I had just decided to wash my face and get ready for bed around 9:20 when I heard sirens in the neighborhood. Because we live in the middle of Little Rock this noise did not necessarily frighten me. Sirens happen quite frequently. I heard Adam ask from the other room, “Didn’t that sound a little close to you?”
“Not really I responded,” as I proceeded to see if the water in the bathroom sink had adequately heated up enough for me to begin my nightly face wash routine.
“Kate,” he answered. “It’s at the neighbor’s house.”
I immediately snapped off the water and followed him through the house. By no means are we 1950’s style close to our neighbors, but we do know all of the families living directly beside and across from us on all sides. As I approached the front windows I could see which house the fire truck was at and suddenly I was worried. These particular neighbors are slightly older and I immediately was concerned. Without thinking twice, Adam and I hurried out the front door and down the steps into the street. We were greeted by other neighbors — all stepping out to see what was going on. While we waited for word, one of our neighbors told us that years prior, the gentleman in the house had had a massive heart surgery and they were fearful of a heart attack.
I kept thinking, “I saw them both recently and everyone seemed in good health.”
Minutes passed and an ambulance finally came. The paramedics did not seem to be in a rush and so I worried all the more. I did not want there to be an emergency necessarily but it didn’t seem like a good omen for them to be taking so much time to get in the home. At last, they went inside with the gurney and we were all left standing in the street wondering… hoping… silently praying.
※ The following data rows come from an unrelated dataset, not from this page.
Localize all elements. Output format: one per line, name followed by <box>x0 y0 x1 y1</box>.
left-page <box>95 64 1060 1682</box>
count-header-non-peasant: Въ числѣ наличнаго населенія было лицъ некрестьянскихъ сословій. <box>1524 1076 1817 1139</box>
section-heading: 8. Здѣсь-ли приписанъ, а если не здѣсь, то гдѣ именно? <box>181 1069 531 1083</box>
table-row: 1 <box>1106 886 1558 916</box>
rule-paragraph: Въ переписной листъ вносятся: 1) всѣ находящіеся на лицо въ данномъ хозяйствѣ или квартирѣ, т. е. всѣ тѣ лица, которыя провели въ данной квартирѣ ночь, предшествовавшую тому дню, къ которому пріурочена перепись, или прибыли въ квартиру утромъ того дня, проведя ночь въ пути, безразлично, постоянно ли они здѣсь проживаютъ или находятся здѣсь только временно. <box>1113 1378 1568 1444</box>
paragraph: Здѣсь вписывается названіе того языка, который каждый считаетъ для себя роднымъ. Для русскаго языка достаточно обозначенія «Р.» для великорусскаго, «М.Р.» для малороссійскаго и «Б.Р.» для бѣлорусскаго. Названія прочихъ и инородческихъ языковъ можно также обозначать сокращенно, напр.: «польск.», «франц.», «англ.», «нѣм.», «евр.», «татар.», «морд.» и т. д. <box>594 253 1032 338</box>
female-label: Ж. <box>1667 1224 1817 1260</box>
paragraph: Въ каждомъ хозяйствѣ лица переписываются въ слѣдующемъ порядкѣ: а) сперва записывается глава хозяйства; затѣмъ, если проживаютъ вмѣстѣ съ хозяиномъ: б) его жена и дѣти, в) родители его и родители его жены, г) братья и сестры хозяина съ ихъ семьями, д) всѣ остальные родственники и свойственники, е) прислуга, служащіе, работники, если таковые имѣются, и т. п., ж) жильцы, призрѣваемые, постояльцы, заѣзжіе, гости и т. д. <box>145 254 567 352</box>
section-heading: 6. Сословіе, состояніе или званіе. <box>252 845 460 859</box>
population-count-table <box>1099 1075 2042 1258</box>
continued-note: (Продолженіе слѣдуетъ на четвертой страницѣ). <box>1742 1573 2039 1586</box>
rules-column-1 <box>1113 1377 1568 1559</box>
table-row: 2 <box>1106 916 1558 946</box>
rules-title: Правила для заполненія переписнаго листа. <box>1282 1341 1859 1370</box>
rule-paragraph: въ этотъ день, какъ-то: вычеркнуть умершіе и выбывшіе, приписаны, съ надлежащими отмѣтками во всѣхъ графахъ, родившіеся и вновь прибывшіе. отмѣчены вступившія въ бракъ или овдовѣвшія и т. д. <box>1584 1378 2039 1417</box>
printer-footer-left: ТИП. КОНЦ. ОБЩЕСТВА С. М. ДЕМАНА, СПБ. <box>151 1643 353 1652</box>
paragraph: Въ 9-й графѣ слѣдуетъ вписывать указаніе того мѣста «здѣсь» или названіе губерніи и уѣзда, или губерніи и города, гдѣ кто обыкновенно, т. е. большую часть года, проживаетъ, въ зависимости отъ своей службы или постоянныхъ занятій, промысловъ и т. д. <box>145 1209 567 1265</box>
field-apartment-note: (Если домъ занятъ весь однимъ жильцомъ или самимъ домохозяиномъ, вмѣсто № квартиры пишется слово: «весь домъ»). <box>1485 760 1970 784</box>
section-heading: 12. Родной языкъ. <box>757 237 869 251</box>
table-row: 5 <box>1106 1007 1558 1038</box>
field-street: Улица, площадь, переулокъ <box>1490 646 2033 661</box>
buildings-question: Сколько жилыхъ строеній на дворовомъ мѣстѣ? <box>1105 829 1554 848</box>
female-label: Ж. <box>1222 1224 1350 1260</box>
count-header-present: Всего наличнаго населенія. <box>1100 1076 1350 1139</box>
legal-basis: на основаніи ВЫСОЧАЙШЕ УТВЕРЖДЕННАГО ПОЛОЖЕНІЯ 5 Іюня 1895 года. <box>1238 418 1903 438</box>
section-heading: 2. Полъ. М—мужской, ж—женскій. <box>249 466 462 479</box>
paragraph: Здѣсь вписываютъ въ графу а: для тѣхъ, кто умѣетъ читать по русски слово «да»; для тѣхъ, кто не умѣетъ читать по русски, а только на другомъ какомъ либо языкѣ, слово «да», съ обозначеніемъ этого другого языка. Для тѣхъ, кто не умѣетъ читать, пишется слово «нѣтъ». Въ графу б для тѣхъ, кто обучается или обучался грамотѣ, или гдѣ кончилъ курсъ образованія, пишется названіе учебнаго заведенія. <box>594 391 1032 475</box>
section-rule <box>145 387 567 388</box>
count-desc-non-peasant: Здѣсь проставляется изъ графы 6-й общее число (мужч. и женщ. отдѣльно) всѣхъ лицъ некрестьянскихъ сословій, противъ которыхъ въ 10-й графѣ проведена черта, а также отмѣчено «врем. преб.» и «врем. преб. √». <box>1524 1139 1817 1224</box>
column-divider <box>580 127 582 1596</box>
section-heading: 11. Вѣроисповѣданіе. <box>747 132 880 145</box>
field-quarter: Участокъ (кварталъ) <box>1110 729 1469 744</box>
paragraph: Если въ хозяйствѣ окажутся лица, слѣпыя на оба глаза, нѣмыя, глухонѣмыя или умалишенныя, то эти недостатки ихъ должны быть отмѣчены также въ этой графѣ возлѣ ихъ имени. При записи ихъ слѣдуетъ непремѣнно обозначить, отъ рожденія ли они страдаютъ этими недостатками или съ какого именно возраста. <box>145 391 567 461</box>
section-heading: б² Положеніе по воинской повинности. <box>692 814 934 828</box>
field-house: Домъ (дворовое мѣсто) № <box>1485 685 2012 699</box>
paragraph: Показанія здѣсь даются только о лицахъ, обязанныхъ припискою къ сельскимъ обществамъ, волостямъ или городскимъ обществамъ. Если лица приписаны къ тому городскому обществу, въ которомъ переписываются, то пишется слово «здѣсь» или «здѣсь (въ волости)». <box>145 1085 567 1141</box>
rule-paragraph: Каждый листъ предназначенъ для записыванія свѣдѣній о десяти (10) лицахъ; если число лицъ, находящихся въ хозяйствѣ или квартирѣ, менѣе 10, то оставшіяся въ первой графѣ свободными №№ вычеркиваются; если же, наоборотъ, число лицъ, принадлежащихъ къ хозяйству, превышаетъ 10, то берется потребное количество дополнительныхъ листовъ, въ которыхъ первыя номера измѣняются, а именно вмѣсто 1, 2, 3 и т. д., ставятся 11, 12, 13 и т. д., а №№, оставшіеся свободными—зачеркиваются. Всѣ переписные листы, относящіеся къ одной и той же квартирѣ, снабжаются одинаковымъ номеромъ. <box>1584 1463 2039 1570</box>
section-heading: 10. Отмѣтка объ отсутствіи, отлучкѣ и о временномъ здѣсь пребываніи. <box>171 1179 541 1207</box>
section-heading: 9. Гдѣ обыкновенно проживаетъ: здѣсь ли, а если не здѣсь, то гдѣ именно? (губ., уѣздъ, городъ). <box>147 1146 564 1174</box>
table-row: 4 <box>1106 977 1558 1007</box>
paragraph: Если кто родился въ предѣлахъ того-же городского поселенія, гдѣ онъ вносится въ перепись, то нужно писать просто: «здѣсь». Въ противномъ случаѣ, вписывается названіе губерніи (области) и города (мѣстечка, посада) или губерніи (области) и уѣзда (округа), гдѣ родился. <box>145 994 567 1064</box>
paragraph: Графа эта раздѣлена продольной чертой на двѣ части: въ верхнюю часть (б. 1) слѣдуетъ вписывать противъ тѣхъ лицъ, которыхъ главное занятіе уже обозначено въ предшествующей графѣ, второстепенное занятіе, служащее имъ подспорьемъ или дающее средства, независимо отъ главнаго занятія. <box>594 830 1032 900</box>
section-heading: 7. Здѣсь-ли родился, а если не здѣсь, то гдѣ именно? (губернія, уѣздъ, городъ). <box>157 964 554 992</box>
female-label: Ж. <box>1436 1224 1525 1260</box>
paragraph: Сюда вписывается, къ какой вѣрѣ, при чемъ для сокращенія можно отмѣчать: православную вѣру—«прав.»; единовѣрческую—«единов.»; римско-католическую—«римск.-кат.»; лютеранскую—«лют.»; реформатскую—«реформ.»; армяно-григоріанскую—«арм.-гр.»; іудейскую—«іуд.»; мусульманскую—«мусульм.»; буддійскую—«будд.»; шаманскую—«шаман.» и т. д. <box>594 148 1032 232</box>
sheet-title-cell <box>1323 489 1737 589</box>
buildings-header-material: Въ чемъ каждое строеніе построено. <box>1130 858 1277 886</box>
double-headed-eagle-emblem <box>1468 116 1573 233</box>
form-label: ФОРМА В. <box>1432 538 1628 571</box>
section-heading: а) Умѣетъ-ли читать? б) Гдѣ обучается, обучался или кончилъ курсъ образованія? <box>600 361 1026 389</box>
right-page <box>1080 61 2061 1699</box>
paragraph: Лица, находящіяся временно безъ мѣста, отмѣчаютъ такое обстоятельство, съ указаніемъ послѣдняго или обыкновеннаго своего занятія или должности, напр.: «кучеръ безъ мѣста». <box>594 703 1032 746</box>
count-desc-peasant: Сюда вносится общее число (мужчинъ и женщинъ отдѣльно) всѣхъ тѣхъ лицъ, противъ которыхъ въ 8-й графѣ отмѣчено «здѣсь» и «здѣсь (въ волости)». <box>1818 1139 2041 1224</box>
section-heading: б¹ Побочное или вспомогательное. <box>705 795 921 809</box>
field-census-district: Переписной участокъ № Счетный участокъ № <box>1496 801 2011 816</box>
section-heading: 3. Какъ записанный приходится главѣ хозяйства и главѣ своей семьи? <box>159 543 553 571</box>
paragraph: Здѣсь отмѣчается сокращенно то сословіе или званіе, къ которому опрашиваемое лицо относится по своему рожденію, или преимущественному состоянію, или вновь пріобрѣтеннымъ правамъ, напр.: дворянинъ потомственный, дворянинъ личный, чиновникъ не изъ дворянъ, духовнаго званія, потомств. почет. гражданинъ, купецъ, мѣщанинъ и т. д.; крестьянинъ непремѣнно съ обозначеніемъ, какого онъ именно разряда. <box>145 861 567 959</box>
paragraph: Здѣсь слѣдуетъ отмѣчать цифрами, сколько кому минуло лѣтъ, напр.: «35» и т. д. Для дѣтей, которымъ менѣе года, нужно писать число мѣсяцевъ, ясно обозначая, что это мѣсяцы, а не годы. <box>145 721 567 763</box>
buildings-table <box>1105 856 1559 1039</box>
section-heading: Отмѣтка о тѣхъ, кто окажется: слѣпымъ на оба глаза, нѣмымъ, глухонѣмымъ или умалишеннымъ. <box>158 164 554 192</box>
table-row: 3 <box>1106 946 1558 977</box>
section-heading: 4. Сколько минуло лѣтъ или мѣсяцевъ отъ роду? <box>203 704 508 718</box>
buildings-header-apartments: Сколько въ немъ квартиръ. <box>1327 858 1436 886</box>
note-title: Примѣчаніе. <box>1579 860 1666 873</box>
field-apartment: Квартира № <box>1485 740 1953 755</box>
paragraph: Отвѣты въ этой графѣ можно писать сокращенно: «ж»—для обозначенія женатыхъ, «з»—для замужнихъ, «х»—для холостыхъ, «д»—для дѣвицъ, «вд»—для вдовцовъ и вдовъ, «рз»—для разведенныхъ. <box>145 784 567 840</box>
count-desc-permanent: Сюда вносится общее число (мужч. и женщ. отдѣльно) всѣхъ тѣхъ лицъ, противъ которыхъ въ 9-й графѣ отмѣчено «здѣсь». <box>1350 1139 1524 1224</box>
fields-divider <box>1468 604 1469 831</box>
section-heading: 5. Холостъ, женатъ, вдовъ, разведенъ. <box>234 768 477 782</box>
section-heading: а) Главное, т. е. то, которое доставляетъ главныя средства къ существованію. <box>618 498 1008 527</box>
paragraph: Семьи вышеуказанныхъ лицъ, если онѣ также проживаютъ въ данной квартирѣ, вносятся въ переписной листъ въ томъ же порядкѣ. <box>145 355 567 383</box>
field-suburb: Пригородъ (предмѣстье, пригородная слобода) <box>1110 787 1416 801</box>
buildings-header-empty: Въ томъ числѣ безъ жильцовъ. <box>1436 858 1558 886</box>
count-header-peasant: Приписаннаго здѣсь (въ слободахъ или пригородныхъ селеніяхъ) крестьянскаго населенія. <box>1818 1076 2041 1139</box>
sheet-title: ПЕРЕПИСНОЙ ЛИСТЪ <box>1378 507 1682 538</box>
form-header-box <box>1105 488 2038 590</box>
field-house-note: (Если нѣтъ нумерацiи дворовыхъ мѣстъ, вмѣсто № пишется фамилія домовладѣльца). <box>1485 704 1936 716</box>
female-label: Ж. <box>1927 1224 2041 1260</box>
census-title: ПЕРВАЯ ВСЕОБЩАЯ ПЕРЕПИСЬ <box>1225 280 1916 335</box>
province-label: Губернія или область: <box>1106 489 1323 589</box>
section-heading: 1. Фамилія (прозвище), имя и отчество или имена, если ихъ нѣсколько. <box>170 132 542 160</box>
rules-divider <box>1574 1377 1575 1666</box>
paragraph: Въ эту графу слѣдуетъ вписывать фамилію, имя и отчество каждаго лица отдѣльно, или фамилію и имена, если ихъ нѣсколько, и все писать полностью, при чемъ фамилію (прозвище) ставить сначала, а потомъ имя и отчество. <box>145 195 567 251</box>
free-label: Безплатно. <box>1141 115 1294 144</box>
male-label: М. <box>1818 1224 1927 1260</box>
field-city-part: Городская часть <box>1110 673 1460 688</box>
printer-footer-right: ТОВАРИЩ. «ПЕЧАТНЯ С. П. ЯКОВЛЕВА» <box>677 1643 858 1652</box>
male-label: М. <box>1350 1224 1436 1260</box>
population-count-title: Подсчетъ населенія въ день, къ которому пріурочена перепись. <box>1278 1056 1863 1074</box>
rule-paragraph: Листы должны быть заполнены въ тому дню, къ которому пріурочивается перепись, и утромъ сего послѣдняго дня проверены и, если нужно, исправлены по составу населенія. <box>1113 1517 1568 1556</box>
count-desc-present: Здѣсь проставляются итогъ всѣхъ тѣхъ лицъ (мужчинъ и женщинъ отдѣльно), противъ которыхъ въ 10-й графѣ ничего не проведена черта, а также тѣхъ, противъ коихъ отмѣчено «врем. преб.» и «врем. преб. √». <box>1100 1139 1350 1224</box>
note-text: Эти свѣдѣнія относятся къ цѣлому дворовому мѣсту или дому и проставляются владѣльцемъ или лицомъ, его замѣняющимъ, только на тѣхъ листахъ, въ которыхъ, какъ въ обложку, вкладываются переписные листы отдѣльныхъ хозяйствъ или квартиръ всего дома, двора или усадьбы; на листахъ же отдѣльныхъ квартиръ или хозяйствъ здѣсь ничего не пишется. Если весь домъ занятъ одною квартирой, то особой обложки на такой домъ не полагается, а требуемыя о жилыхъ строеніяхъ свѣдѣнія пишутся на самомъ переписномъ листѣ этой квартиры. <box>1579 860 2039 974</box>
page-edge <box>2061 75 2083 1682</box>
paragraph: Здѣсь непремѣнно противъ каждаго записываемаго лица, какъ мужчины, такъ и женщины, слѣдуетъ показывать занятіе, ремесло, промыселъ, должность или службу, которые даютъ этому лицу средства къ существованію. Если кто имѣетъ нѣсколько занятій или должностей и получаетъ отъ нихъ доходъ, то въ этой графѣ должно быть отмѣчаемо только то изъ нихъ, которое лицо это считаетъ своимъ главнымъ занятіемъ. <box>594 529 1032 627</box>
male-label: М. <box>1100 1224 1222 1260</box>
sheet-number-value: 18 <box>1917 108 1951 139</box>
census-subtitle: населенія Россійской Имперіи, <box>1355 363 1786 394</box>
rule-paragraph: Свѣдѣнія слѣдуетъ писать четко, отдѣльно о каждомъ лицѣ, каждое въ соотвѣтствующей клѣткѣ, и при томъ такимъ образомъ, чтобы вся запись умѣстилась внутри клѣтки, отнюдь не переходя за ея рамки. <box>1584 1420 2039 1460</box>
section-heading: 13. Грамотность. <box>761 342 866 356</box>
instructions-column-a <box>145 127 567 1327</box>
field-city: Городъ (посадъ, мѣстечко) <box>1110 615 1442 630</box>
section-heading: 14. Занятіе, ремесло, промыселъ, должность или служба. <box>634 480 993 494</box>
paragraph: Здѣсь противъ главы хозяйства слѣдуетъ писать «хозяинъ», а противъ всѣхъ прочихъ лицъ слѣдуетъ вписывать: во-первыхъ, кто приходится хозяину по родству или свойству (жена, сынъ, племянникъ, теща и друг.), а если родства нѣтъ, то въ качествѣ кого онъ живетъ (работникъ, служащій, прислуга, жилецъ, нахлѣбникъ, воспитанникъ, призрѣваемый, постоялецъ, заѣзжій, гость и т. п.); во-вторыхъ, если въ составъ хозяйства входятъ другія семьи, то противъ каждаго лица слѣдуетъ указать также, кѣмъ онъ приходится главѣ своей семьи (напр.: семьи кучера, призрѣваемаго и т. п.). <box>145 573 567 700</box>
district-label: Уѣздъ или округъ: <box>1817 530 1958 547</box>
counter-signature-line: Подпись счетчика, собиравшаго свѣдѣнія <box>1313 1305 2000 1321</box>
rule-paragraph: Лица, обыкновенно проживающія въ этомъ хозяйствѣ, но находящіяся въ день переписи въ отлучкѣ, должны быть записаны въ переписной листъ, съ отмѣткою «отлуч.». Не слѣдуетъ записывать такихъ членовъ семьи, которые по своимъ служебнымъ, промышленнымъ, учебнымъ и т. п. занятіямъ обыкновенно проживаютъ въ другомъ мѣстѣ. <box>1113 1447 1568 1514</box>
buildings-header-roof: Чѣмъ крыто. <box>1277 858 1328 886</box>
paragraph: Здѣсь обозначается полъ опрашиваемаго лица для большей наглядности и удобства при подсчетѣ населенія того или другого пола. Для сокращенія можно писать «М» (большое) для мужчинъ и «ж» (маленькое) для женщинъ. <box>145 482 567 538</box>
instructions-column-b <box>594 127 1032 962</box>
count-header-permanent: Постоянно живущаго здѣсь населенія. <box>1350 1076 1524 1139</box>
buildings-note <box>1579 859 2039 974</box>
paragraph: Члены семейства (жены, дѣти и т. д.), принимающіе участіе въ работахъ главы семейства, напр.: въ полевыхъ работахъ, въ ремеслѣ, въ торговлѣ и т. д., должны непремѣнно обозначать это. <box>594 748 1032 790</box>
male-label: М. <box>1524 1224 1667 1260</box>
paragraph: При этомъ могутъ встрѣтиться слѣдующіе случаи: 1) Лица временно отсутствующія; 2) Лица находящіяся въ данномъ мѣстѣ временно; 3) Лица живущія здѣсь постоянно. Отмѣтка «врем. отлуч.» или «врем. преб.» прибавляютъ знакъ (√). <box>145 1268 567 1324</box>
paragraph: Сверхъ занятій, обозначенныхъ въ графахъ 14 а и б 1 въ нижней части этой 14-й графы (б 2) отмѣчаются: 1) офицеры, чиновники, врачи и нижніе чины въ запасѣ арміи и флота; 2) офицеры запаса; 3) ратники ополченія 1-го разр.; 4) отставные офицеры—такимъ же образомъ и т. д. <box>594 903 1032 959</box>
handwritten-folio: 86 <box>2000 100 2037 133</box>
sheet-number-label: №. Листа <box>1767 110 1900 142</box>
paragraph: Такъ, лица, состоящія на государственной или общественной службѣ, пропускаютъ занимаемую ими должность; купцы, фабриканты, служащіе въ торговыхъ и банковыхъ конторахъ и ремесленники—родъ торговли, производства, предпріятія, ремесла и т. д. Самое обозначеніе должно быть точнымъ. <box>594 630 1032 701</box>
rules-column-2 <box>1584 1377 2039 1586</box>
After some time, they emerged from the home but not with the husband on the gurney like everyone expected. It was the wife. By looking at her, it was clear what had happened. One side of her body was slumped over, completely out of her control. Adam lightly grabbed my shoulder and whispered in my ear, “Stroke.”
Standing there in the street, I felt so powerless. I found myself thinking of what their evening must have been like before it happened. Were they laughing? Were they eating dinner? Were they just about to break open a bottle of wine? It seemed so utterly unfair to me in one moment, everything can be okay, and then in the next, potentially your entire life changes.
After the ambulance left and her husband followed it to the hospital, the neighbors began to disperse. I held Adam’s hand tight as we walked back to our house. After we got inside and I started washing my face again, I quizzed Adam on why strokes happen and how we can prevent them. As always, he gave me answers but I still found myself looking for comfort.
You see, sometimes I worry that my life is “too good.” I worry that I’m too lucky to have found a good job, live in a nice home, and be married to the love of my life. I worry that somehow, I’ve slipped through the cracks of the universe and it just hasn’t noticed how blissfully happy I am most days (hell — there are days that I don’t even realize how blissfully happy I am). My fears only increase when I see bad things happen to good people; even more so when those good people are just a door down the street.
I wish I could end this post with some sort of major insight into life’s meaning or perhaps provide an answer to the oldest question, “Why do bad things happen to good people?” But I can’t. All I can do is stop by my neighbor’s house soon and offer to drop off a meal or run errands. All I can do is be thankful for every second I have with Adam… every second that I have in this life of mine… every second of health and happiness. That’s all I can do. And so I’ll do it. Today. Tomorrow. And every day after that.